Good Morning, Midnight is the Sub Rosa reading group selection for March. The book discussion will be held on Saturday, March 29 at 6:30pm.
“As sharp and lucent and alarming as a piece of broken crystal.”
— Deborah Eisenberg, author of Your Duck Is My Duck
The last of the four novels Jean Rhys wrote in interwar Paris, Good Morning, Midnight is the culmination of a searing literary arc, which established Rhys as an astute observer of human tragedy. Her everywoman heroine, Sasha, must confront the loves— and losses— of her past in this mesmerizing and formally daring psychological portrait.
“Jean Rhys’ (best known for her Jane Eyre retelling Wide Sargasso Sea) Good Morning, Midnight (1939) deals with heavy topics, such as: sexual assault, depression, suicidal ideation, and even infant death as a woman is plagued by otherness, isolation, and depression during her time in Paris. While the novel is incredibly depressing and tragic in some places, you root for Sasha as she struggles to fit in and keep herself alive.”

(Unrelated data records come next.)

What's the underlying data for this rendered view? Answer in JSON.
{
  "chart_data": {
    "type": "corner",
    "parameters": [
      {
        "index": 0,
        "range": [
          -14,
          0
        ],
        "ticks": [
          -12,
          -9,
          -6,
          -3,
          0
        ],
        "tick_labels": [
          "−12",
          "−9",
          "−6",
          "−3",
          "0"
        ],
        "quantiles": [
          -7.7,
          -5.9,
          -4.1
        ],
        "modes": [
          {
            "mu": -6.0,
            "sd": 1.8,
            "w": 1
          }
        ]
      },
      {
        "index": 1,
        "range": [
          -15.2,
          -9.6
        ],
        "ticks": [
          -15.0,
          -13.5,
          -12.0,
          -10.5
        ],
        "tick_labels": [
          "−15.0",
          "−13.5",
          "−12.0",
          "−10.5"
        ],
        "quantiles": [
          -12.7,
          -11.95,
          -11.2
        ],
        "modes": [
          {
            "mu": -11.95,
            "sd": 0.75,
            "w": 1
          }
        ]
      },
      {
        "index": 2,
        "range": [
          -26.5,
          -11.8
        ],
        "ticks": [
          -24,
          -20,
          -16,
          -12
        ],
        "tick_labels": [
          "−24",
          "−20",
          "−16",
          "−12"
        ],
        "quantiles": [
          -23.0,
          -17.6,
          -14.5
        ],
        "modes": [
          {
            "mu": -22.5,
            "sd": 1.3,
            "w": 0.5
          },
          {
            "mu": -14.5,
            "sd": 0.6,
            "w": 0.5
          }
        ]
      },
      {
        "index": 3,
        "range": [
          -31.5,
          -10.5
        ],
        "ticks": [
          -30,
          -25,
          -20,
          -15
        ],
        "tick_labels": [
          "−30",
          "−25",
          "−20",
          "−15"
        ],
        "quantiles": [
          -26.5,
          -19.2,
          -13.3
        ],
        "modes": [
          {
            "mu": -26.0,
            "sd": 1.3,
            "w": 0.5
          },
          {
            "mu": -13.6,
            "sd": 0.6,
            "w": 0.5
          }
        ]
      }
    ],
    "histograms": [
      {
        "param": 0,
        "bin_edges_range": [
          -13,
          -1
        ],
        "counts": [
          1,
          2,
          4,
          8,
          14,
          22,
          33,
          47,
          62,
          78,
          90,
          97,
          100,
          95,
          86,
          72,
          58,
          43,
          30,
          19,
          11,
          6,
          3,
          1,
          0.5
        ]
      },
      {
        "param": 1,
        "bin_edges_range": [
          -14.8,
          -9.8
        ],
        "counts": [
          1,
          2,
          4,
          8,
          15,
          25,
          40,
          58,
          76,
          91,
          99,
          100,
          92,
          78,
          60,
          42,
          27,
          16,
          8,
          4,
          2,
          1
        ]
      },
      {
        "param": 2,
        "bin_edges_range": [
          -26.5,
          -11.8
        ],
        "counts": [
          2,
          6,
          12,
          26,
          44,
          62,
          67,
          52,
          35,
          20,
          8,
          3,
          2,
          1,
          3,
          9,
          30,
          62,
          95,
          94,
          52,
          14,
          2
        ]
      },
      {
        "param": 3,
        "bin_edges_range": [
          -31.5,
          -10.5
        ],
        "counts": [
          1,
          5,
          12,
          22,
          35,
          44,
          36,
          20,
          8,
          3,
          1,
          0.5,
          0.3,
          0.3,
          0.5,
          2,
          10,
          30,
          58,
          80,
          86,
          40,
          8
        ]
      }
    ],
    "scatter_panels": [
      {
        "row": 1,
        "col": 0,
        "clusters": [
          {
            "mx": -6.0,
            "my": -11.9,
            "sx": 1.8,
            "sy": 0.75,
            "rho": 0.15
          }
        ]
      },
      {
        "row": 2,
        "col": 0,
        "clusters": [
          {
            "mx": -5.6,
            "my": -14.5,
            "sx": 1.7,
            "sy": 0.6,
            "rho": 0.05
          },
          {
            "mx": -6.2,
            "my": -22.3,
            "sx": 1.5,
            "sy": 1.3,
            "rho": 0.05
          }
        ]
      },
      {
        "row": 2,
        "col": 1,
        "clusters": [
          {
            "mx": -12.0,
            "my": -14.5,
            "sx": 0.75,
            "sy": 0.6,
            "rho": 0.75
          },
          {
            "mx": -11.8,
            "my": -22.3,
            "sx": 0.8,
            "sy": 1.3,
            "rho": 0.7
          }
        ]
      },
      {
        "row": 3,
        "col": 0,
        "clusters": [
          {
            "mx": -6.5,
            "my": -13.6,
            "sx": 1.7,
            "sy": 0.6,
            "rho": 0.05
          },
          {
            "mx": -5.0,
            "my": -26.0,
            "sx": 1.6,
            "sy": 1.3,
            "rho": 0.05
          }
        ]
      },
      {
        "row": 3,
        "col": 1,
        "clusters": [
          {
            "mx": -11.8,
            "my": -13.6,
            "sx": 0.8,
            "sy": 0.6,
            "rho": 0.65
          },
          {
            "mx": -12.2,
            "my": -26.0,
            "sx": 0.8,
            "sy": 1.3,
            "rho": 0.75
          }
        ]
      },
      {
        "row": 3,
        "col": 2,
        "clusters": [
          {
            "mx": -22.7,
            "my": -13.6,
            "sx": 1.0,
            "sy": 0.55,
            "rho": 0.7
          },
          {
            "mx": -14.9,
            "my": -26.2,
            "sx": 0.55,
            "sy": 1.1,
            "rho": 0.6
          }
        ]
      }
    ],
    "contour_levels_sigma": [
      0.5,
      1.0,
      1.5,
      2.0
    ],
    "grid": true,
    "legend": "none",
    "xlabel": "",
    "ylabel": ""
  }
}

–review from the tiny journal
“This book is loosely autobiographical which fact I find lends even more sadness to the narrative. Rhys, like Emily Dickinson, fought bravely against her depression and used her writing as an outlet for her emotional turmoil.”
—The Bookbinder’s Daughter

Jean Rhys (1890–1979) was a Dominica-born British novelist known for exploring the lives of marginalized,, often, traumatized women. Famous for the postcolonial Jane Eyre prequel Wide Sargasso Sea (1966). She lived a tumultuous, nomadic life, which she translated into sparse, modernist fiction including the acclaimed Good Morning, Midnight (1939), that explores themes of marginalization, poverty, and the crushing weight of the “male gaze,” often featuring characters struggling to survive in a indifferent world.